Wednesday, June 11, 2008

facebook

my participation in facebook might be taking me further from the things that i want. the transformation i desire is asking me to change my current ways and practice being vulnerable, taking chances, risking...all of which are available on facebook with every friend request, message sent, or picture posted. with a click here and a comment there i'm offering myself for someone else to either accept or reject me - not just my screen name - with one push of a button! i'm amazed at how easy our culture makes it for me to feel less-than.

i send a 'friend request' out into the void and i hold my breath, waiting and hoping that it will be accepted - and thickening my skin for the times that it isn't. but my dilemma is that i already have thick skin - that's what i'm trying to alter, work on, fix in me, transform - and yet i'm inviting more of the sameness i don't want with every request sent. why?

does peeking in on every one's lives bring me intimacy? truth? inner transformation? i don't even have to ask the question, because i know the answer already. does it have eternal value? possibly. but i'm not confused about what it has brought already: small, yet present anxiety, a temporary fill or depletion from my self-esteem, and ultimately it has taken my time away from other endeavors that have a far richer return on my investment.

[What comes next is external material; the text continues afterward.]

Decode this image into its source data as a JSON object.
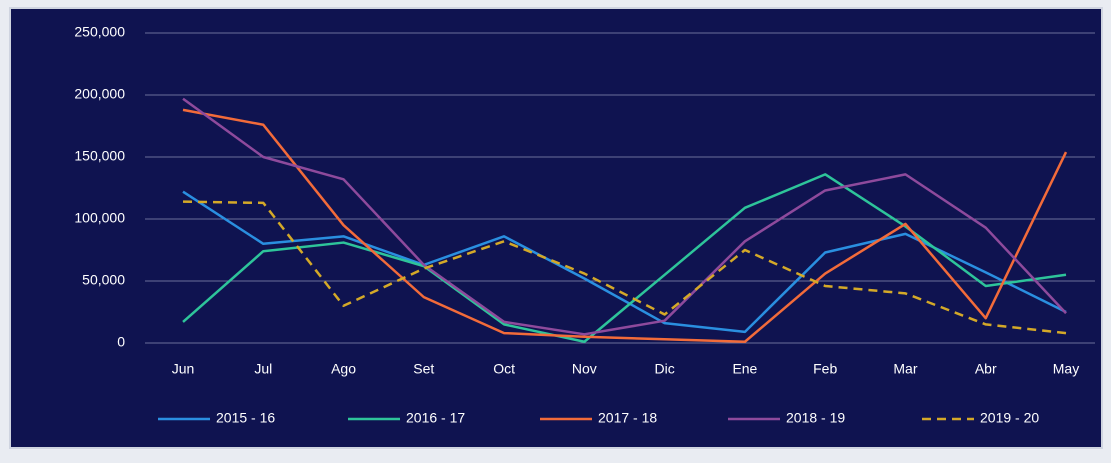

so, with a new laptop that sits on my kitchen table with 24-7 access, i'm having to ask myself the tough questions - and preparing to act on the answers i probably already knew.

k.

1 comment:

:::No Longer Mute said...

It's ironic how easier access doesn't necessarily lead to any true form of intimacy. And yet somehow the world of facebook enables me to feel within reach of those I've experienced some form of connection during my lifetime. It can easily become a distraction from more meaningful doings. It can even interfere with our kingdom-like longings. I think I confessed to you the other day that facebook was the primary instigator of a dispute between Brian and I! Craziness. So as I wrestle to find out what it means to remain accessible to others without allowing such accessibility to consume my life, I too am learning how to listen to the quiet whispers of the heart's deepest longings.